The American Indian Development Corporation is constructing a new culturally specific shelter in South Minneapolis that will house up to 75 people; it should be complete by December. Across the metro, 200 more shelter beds will be added as winter approaches, Horsfield said.

But he doesn’t think it will be enough. Right now, about 1,000 people in Minneapolis are sleeping outside. When the winter comes, about a third of those people will be able to find housing with relatives, a third will be accommodated through shelters and other programs and a third will need a different solution.

Finding a home

At Lake Harriet, Smith is hoping to channel the generosity neighbors have shown the encampment into a viable model for getting people out of homelessness. She’s been disappointed not to receive government funding but believes private individuals and organizations will get the group to its $90,000 fundraising goal.
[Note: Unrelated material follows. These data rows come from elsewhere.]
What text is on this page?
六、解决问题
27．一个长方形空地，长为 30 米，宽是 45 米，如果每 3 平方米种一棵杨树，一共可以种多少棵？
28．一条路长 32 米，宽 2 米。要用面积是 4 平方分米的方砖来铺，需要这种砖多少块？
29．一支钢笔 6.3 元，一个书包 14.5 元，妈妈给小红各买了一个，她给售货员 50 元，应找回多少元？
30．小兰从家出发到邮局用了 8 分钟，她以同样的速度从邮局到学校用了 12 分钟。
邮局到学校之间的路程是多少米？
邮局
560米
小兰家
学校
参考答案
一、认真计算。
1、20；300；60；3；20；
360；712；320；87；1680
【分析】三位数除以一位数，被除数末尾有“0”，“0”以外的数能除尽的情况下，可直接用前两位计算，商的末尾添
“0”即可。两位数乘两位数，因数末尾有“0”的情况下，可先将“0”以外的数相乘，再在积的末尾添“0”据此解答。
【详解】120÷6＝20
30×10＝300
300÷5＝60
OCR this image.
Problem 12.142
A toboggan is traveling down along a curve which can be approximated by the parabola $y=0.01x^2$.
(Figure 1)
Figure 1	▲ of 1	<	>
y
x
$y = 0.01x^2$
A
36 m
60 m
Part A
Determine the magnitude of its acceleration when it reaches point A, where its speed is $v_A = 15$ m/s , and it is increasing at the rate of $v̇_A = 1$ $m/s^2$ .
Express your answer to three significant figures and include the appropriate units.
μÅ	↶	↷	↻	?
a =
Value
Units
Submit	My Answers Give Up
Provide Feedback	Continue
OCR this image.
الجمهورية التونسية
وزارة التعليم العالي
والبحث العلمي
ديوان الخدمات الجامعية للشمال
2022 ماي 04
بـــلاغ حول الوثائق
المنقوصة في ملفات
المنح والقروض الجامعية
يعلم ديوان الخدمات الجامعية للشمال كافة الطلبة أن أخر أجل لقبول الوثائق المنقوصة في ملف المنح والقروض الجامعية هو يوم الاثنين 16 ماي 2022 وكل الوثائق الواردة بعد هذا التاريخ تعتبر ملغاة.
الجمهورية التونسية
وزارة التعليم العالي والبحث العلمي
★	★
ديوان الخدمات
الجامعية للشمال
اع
The Project Back to Home group is looking at an old church in St. Paul and a couple of large older homes that could be split into apartments. The plan is to raise enough money for a down payment and a first year’s mortgage payment and, after a year rent free, ask residents to chip in for housing payments. In that first year, people will be connected to job training and other services. Many encampment residents have been homeless for years, Smith said, and giving them stable shelter is the biggest step to getting their lives to a better place. She hopes to create a cooperative housing model that lasts for years to come.

With the weather getting colder, she’s optimistic that the group will move into a building by the end of October, and not need to scramble for space when the Park Board stops issuing permits.

“We’re hoping to be out of here at that point,” Smith said.